Which means that Volf is mind-reading the Wheaton administrators — and interpreting their minds by a hermeneutic of suspicion — unless the claim that Christians and Muslims do not worship the same God is plainly flimsy and pretextual.
But is it? Let’s play a game of identify-that-character: Say Jack is married to a dark-eyed brunette named Jane, whose nature is reserved, and whose conversation is plain, precise and rationalist. Then say that one day, Jack bumps into his old friend Jim, and Jim congratulates Jack on marrying someone as lovely as Jane — commenting on Jane’s strawberry blond hair, bright blue eyes, gregarious nature, and expansive, vivid conversation, full of jests, half-meanings and double entendres. Would Jack be inclined to accept the man’s congratulations? Would he think, “how interesting that two perspectives on the same woman can be so different”? I doubt it. More likely, Jack would tell Jim, simply, “there must be some mistake.”
Now let’s play another round: Say there’s a another man named John, for whom the testimony “in the beginning was the Word, and the Word was with God, and the Word was God; the Word became flesh and dwelt among us, and we have seen his glory, glory as of the only son from the Father, full of grace and truth” is the thing that moves him to wonder and worship. Say the story of Christ being slain and raised and made alive evermore, and having the keys of Death and Hades, is the story that keeps John afloat amidst all the troubles of the world. And then say John’s friend Amaar comes along and said, “we worship the same God! But all that stuff about the Trinity and Incarnation is incoherent, polytheistic and vulgar.” Why would John’s response to Amaar be any different than Jack’s response to Jim?

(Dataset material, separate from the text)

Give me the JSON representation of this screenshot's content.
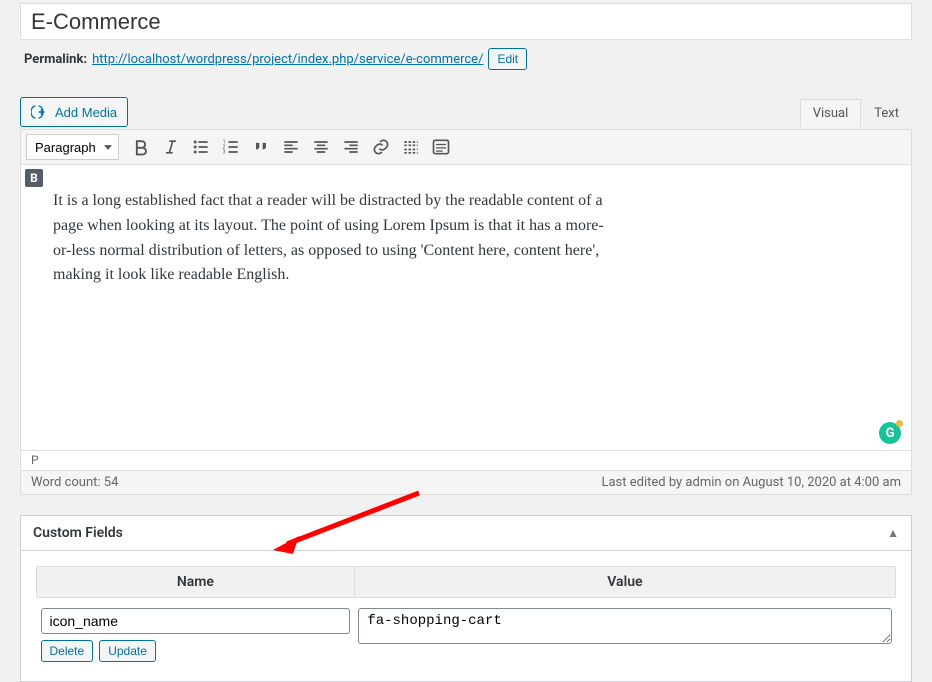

If the homeliness, grittiness and fleshliness of the Incarnation, Nativity, Passion and Resurrection are essential parts of the Christian story of God and the world, and if Christians adore these mysteries and hold that they reveal the essential character of God, then Christians cannot “worship the same God” as people who flatly deny that God ever did any such things.
It isn’t hateful to say so. No daggers need be drawn over it — and the Christian story supplies plenty of reasons why the Christian should leave his dagger sheathed, or at home. Dr. Volf himself states the chief reasons at the conclusion of his article: that God “justifies the ungodly” and commands us to love our enemies.
“Enmity demands exclusivity.” But does it follow — especially in a world where God commands love to enemies — that exclusivity demands enmity?